Lista niepowołanych na pozycji napastnika nie jest już tak imponująca. Przede wszystkim zabraknie Rodrigo Moreno, który jednak jeszcze nie zadebiutował w La Furia Roja. To jednak, podobnie jak wcześniej wymieniani zawodnicy na obronie i pomocy, melodia przyszłości. Z innych młodych zawodników, na których jeszcze nie przyszła pora, można wymienić choćby Paco, Jesé czy Moratę. Natomiast jeśli chodzi o doświadczonych piłkarzy, największymi nieobecnymi będą Roberto Soldado, który ma jednak za sobą słaby sezon i Aritz Aduriz, który nie jest ulubieńcem Vicente del Bosque i podobnie jak kilku innych zawodników, nie pasuje do jego koncepcji.
Pewniacy i siódemka nieszczęśników
Bramkarze powołani przez del Bosque mogą spać spokojnie. Do Brazylii zabierze wszystkich trzech. Z pozostałej grupy będzie musiał odrzucić jeszcze siedmiu piłkarzy. Podstawowa linia obrony wydaje się być prosta do wytypowania: Juanfran, Ramos, Pique, Alba. Kto jednak pojedzie w ich zastępstwie? Wydaje się, że akurat w obronie nie będzie zbyt dużych cięć. Jeśli miałbym jednak wskazać na tych, którzy są najmniej pewni wyjazdu, byliby to Moreno i Albiol. Młody obrońca Sevilli pokazał się w tym sezonie z bardzo dobrej strony, trudno będzie mu jednak konkurować z Azpilicuetą, który może grać na obu stronach obrony, co jest jego wielkim atutem. Jeśli chodzi o zawodnika Napoli – trzeba sobie wyraźnie powiedzieć, że jeśli na mundial poleci, to ze względu na doświadczenie, a nie formę prezentowaną w sezonie 2013/14.
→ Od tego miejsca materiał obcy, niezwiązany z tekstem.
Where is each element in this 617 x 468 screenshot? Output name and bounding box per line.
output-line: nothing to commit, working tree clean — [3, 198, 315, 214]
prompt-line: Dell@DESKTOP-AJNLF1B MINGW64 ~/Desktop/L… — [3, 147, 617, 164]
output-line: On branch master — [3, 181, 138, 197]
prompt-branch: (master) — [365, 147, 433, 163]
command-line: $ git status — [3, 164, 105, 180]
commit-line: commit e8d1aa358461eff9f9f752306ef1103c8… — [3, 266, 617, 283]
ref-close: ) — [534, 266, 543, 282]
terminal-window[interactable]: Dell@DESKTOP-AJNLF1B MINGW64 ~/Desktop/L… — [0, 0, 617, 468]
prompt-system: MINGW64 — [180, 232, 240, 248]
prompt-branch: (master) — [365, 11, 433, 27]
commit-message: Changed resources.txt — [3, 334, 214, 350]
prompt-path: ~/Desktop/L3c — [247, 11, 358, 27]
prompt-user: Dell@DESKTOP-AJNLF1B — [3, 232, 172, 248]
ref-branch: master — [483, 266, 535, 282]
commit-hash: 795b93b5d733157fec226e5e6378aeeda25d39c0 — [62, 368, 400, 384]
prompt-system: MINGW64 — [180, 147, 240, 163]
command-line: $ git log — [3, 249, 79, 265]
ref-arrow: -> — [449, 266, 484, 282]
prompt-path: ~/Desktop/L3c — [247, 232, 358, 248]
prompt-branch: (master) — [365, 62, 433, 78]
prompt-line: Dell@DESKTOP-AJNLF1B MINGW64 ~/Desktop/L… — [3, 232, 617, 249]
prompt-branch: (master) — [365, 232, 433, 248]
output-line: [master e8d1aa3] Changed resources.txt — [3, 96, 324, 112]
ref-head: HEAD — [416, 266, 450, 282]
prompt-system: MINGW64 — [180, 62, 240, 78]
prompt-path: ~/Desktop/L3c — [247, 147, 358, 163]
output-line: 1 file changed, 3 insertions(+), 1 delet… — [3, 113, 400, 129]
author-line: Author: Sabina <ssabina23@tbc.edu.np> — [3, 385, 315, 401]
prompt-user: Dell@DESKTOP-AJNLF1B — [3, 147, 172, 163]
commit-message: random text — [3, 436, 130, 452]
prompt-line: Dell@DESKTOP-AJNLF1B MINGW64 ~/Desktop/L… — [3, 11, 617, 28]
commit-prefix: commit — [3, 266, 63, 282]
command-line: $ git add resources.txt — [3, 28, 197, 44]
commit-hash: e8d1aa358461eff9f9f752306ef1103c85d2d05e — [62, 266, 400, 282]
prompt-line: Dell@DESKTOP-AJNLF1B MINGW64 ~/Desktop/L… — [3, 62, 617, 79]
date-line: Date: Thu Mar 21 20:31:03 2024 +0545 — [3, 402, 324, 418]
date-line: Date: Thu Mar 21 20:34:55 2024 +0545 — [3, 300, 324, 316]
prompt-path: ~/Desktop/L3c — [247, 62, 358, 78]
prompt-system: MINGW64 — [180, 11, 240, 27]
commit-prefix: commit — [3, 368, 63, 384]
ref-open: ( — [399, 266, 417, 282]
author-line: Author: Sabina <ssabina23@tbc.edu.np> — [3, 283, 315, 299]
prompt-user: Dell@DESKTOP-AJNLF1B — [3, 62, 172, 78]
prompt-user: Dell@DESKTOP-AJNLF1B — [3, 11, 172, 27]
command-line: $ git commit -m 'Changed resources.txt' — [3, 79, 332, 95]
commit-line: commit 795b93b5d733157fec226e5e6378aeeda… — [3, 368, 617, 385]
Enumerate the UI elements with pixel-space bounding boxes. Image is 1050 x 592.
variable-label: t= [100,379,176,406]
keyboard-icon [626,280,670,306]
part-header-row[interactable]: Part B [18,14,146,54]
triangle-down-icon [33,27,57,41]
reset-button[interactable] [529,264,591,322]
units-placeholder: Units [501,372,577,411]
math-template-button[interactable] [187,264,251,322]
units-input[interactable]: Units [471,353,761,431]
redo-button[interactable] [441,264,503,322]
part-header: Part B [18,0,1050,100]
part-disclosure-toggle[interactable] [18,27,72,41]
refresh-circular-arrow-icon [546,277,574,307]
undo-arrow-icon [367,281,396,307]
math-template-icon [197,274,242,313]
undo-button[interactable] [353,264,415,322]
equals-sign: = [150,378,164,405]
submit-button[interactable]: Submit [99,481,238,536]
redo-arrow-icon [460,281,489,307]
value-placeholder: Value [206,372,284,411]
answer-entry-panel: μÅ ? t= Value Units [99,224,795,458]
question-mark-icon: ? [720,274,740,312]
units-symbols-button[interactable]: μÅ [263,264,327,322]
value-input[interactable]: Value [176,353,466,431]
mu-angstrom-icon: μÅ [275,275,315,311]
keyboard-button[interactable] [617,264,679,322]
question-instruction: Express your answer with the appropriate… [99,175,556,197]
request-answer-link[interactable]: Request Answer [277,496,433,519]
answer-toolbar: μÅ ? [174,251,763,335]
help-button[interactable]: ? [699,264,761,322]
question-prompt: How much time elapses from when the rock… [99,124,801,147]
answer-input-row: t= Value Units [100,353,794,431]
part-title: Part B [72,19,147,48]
Pomoc to na pewno największy ból głowy u Sfinksa. Hiszpański trener lubi mieć w kadrze dużą liczbę pomocników, jakby jednak nie patrzeć, kilku będzie musiał odrzucić. Niepewni wyjazdu są Iturraspe, Thiago, Mata i Cazorla. Spośród pięciu pomocników z Barcelony, chyba tylko Pedro może zostać odrzucony, jednak i to jest dość mało prawdopodobne. Nietykalni wydają się także mistrzowie Anglii, David Silva i Jesus Navas. Pytanie co z Koke? Wydaje się, że Sfinks ma do niego zaufanie i weźmie go do Brazylii.
W szerokiej kadrze znalazło się aż pięciu napastników. Nie podlega jednak wątpliwości, że z tej grupy, do Brazylii poleci co najwyżej trzech. Absolutnym pewniakiem jest Diego Costa, który, jeśli nie wydarzy się nic niespodziewanego, będzie podstawowym snajperem La Furia Roja. Trudno jednak zgadywać, kogo z pozostałej czwórki wybierze del Bosque. Za Torresem i Villą przemawia doświadczenie w kadrze, za Negredo i Llorente przyzwoite występy w tym sezonie.
Kto więc znajdzie się wśród siódemki, która będzie musiała obejść się smakiem i mundial obejrzy tylko w telewizji bądź z wysokości trybun? Poprawnie wytypować wybory del Bosque będzie trudno, ja podejmę się jednak tego wyzwania: Moreno, Albiol, Thiago, Cazorla, Iturraspe, Torres, Llorente. Dziwić może zapewne obecność na tej liście dobrze dysponowanego Fernando Llorente, spieszę więc z wytłumaczeniem. Spośród pięciu napastników, którzy znaleźli się na szerokiej liście powołanych, czterech to solidnej postury zawodnicy. Mimo wieku, wydaje się, że to właśnie David Villa jest najbardziej dynamicznym zawodnikiem i to on może wystąpić w roli dżokera La Furia Roja.